No, Jaclyn Guillou is not on a farm. She's in suburban Los Angeles, staying with her sister at a place where wild roosters roam and crow.

The North Delta native is relaxing in California and catching up with friends and family before she hits the road once again, a tour that includes a stop in Coquitlam next weekend.

On Aug. 13, the award-winning jazz singer will close the Evergreen Cultural Centre's summer series Music on the Grill with a nod to a vocalist who inspired her to change genres: Dinah Washington, the American singer and pianist known as the most popular black female recording artist of the 1950s.

Before she made the switch, Guillou was heavily into musical theatre having performed with Gateway Theatre and Theatre Under the Stars.
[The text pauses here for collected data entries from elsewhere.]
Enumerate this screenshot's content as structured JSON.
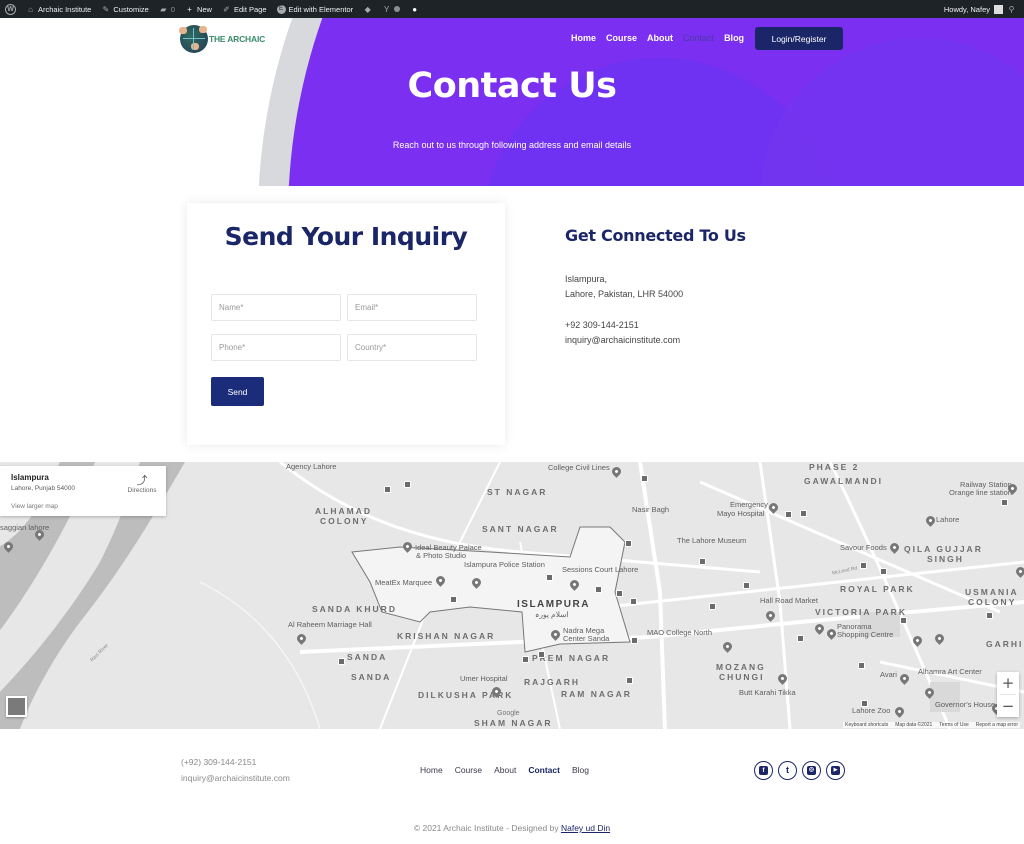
{
  "admin_bar": {
    "site_name": "Archaic Institute",
    "customize": "Customize",
    "comments_count": "0",
    "new": "New",
    "edit_page": "Edit Page",
    "edit_with_elementor": "Edit with Elementor",
    "greeting": "Howdy, Nafey"
  },
  "header": {
    "logo_text": "THE ARCHAIC",
    "nav": [
      {
        "label": "Home",
        "active": false
      },
      {
        "label": "Course",
        "active": false
      },
      {
        "label": "About",
        "active": false
      },
      {
        "label": "Contact",
        "active": true
      },
      {
        "label": "Blog",
        "active": false
      }
    ],
    "login_label": "Login/Register"
  },
  "hero": {
    "title": "Contact Us",
    "subtitle": "Reach out to us through following address and email details"
  },
  "inquiry_form": {
    "title": "Send Your Inquiry",
    "fields": {
      "name_placeholder": "Name*",
      "email_placeholder": "Email*",
      "phone_placeholder": "Phone*",
      "country_placeholder": "Country*"
    },
    "send_label": "Send"
  },
  "contact_info": {
    "title": "Get Connected To Us",
    "address_line1": "Islampura,",
    "address_line2": "Lahore, Pakistan, LHR 54000",
    "phone": "+92 309-144-2151",
    "email": "inquiry@archaicinstitute.com"
  },
  "map": {
    "place_title": "Islampura",
    "place_address": "Lahore, Punjab 54000",
    "view_larger": "View larger map",
    "directions": "Directions",
    "labels": {
      "agency": "Agency Lahore",
      "saggian": "saggian lahore",
      "alhamad1": "ALHAMAD",
      "alhamad2": "COLONY",
      "college": "College Civil Lines",
      "st_nagar": "ST NAGAR",
      "phase2": "PHASE 2",
      "gawalmandi": "GAWALMANDI",
      "railway1": "Railway Station",
      "railway2": "Orange line station",
      "emergency1": "Emergency",
      "emergency2": "Mayo Hospital",
      "nasir_bagh": "Nasir Bagh",
      "lahore_pin": "Lahore",
      "museum": "The Lahore Museum",
      "sant_nagar": "SANT NAGAR",
      "ideal1": "Ideal Beauty Palace",
      "ideal2": "& Photo Studio",
      "savour": "Savour Foods",
      "qila1": "QILA GUJJAR",
      "qila2": "SINGH",
      "police": "Islampura Police Station",
      "sessions": "Sessions Court Lahore",
      "meatex": "MeatEx Marquee",
      "royal_park": "ROYAL PARK",
      "usmania1": "USMANIA",
      "usmania2": "COLONY",
      "sanda_khurd": "SANDA KHURD",
      "islampura": "ISLAMPURA",
      "islampura_ur": "اسلام پورہ",
      "hall_road": "Hall Road Market",
      "victoria_park": "VICTORIA PARK",
      "al_raheem": "Al Raheem Marriage Hall",
      "krishan_nagar": "KRISHAN NAGAR",
      "nadra1": "Nadra Mega",
      "nadra2": "Center Sanda",
      "mao": "MAO College North",
      "panorama1": "Panorama",
      "panorama2": "Shopping Centre",
      "garhi": "GARHI",
      "ravi_river": "Ravi River",
      "sanda1": "SANDA",
      "prem_nagar": "PREM NAGAR",
      "mozang1": "MOZANG",
      "mozang2": "CHUNGI",
      "alhamra": "Alhamra Art Center",
      "sanda2": "SANDA",
      "umer": "Umer Hospital",
      "rajgarh": "RAJGARH",
      "avari": "Avari",
      "dilkusha": "DILKUSHA PARK",
      "ram_nagar": "RAM NAGAR",
      "butt": "Butt Karahi Tikka",
      "governor": "Governor's House",
      "sham_nagar": "SHAM NAGAR",
      "lahore_zoo": "Lahore Zoo",
      "mcleod": "McLeod Rd",
      "google": "Google"
    },
    "attribution": [
      "Keyboard shortcuts",
      "Map data ©2021",
      "Terms of Use",
      "Report a map error"
    ],
    "zoom_in": "+",
    "zoom_out": "−"
  },
  "footer": {
    "phone": "(+92) 309-144-2151",
    "email": "inquiry@archaicinstitute.com",
    "nav": [
      {
        "label": "Home",
        "active": false
      },
      {
        "label": "Course",
        "active": false
      },
      {
        "label": "About",
        "active": false
      },
      {
        "label": "Contact",
        "active": true
      },
      {
        "label": "Blog",
        "active": false
      }
    ],
    "socials": [
      {
        "name": "facebook",
        "glyph": "f"
      },
      {
        "name": "twitter",
        "glyph": "t"
      },
      {
        "name": "instagram",
        "glyph": "◎"
      },
      {
        "name": "youtube",
        "glyph": "▶"
      }
    ],
    "copyright_prefix": "© 2021 Archaic Institute - Designed by",
    "designer": "Nafey ud Din"
  },
  "colors": {
    "brand_navy": "#1b2668",
    "hero_purple": "#7b2ff0",
    "admin_bar": "#1d2327"
  }
}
The classically trained opera singer was also winning tap contests and provincial competitions and, at 17, she moved to Ontario to enrol in the prestigious musical theatre program at Sheridan College, where she was on scholarship for three years.

But after she graduated, Guillou had had enough with the craft. She told casting agents: "Don't call me for auditions. I'm done."
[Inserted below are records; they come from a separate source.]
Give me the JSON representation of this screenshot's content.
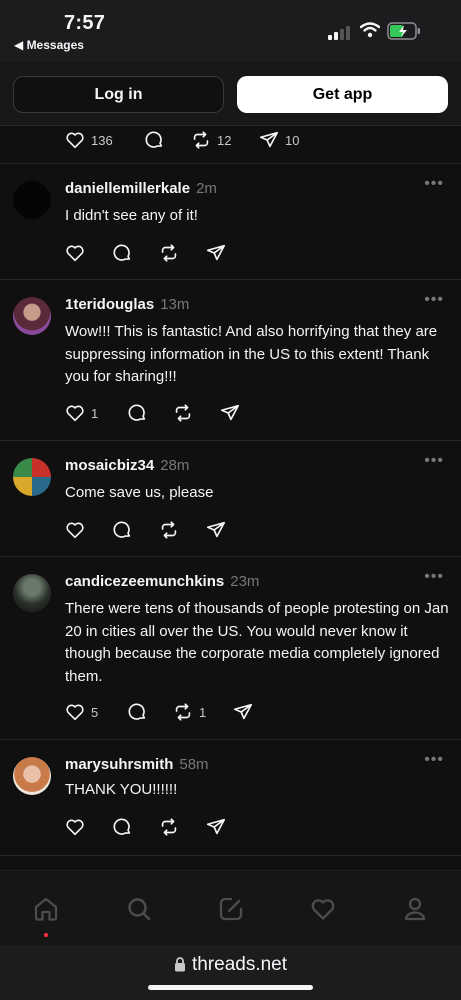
{
  "status_bar": {
    "time": "7:57",
    "back_label": "◀ Messages"
  },
  "header": {
    "login_label": "Log in",
    "getapp_label": "Get app"
  },
  "top_post_actions": {
    "likes": "136",
    "reposts": "12",
    "shares": "10"
  },
  "posts": [
    {
      "username": "daniellemillerkale",
      "time": "2m",
      "text": "I didn't see any of it!",
      "likes": "",
      "reposts": ""
    },
    {
      "username": "1teridouglas",
      "time": "13m",
      "text": "Wow!!! This is fantastic! And also horrifying that they are suppressing information in the US to this extent! Thank you for sharing!!!",
      "likes": "1",
      "reposts": ""
    },
    {
      "username": "mosaicbiz34",
      "time": "28m",
      "text": "Come save us, please",
      "likes": "",
      "reposts": ""
    },
    {
      "username": "candicezeemunchkins",
      "time": "23m",
      "text": "There were tens of thousands of people protesting on Jan 20 in cities all over the US. You would never know it though because the corporate media completely ignored them.",
      "likes": "5",
      "reposts": "1"
    },
    {
      "username": "marysuhrsmith",
      "time": "58m",
      "text": "THANK YOU!!!!!!",
      "likes": "",
      "reposts": ""
    }
  ],
  "browser": {
    "url": "threads.net"
  },
  "icons": [
    "heart-icon",
    "comment-icon",
    "repost-icon",
    "share-icon",
    "home-icon",
    "search-icon",
    "compose-icon",
    "activity-icon",
    "profile-icon",
    "lock-icon"
  ],
  "colors": {
    "background": "#101010",
    "muted": "#777777",
    "notification": "#ff3040"
  }
}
Still, with the dancing and costumes gone, she yearned for the limelight. Around the age of 25, Guillou picked up her first jazz CD. Washington was the singer.

Guillou explored her musical background — and the people she worked with — and listened to her songs, which she also sung in country and blues style. "She had a huge range and sung with a lot of power," Guillou said. "She made me pay attention."
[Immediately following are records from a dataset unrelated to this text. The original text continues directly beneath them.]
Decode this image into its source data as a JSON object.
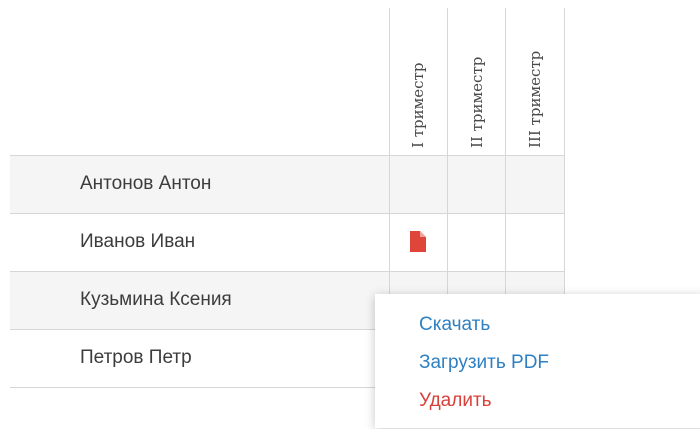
{
  "table": {
    "columns": [
      "I триместр",
      "II триместр",
      "III триместр"
    ],
    "rows": [
      {
        "name": "Антонов Антон",
        "files": [
          false,
          false,
          false
        ]
      },
      {
        "name": "Иванов Иван",
        "files": [
          true,
          false,
          false
        ]
      },
      {
        "name": "Кузьмина Ксения",
        "files": [
          false,
          false,
          false
        ]
      },
      {
        "name": "Петров Петр",
        "files": [
          false,
          false,
          false
        ]
      }
    ]
  },
  "icons": {
    "file": "file-pdf-icon"
  },
  "colors": {
    "link": "#2f80c2",
    "danger": "#d9403a",
    "file_icon": "#e0453a",
    "row_shade": "#f5f5f5",
    "grid": "#d6d6d6"
  },
  "context_menu": {
    "download_label": "Скачать",
    "upload_label": "Загрузить PDF",
    "delete_label": "Удалить"
  }
}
In 2009, at her first gig at the Vancouver International Jazz Festival, Guillou won the CBC Galaxie Rising Star Award.

People told her, "You can really sing!" she remembered. "I thought, 'Yes, I can do this.'"

And, since then, she has travelled the world, playing at jazz fests and at famous jazz venues — among them, Yoshi's in San Francisco, Birdland Jazz Club in New York and the Cellar in Vancouver.

Five years ago, she released her first jazz album, To The City, and two years on, CBC invited Guillou to record a live concert in tribute to Washington for its series Absolutely Canadian.

That documentary was followed by two albums in 2014: The Lover's Walk and Winter For Beginners — the latter recorded at Groundhog Sound in Port Coquitlam with Bruno Hubert on piano, David Blake on guitar, James Meger on bass and Andrew Millar on drums.

Recently, Guillou came out with her fourth work, This Bitter Earth, a CD dedicated to Washington that earned her a Juno award nomination for Best Vocal Jazz Album of the Year in April.

Guillou said her Music on the Grill concert will feature music from that album — the first set as a quartet; the second set with more strings.

She doesn't regret her transition from musical theatre. That genre, she said, doesn't have much wiggle room for interpretation unlike jazz in which "you have to be really spiritual and meditative to be in the moment…. I feel like I'm too rebellious and independent for musical theatre now."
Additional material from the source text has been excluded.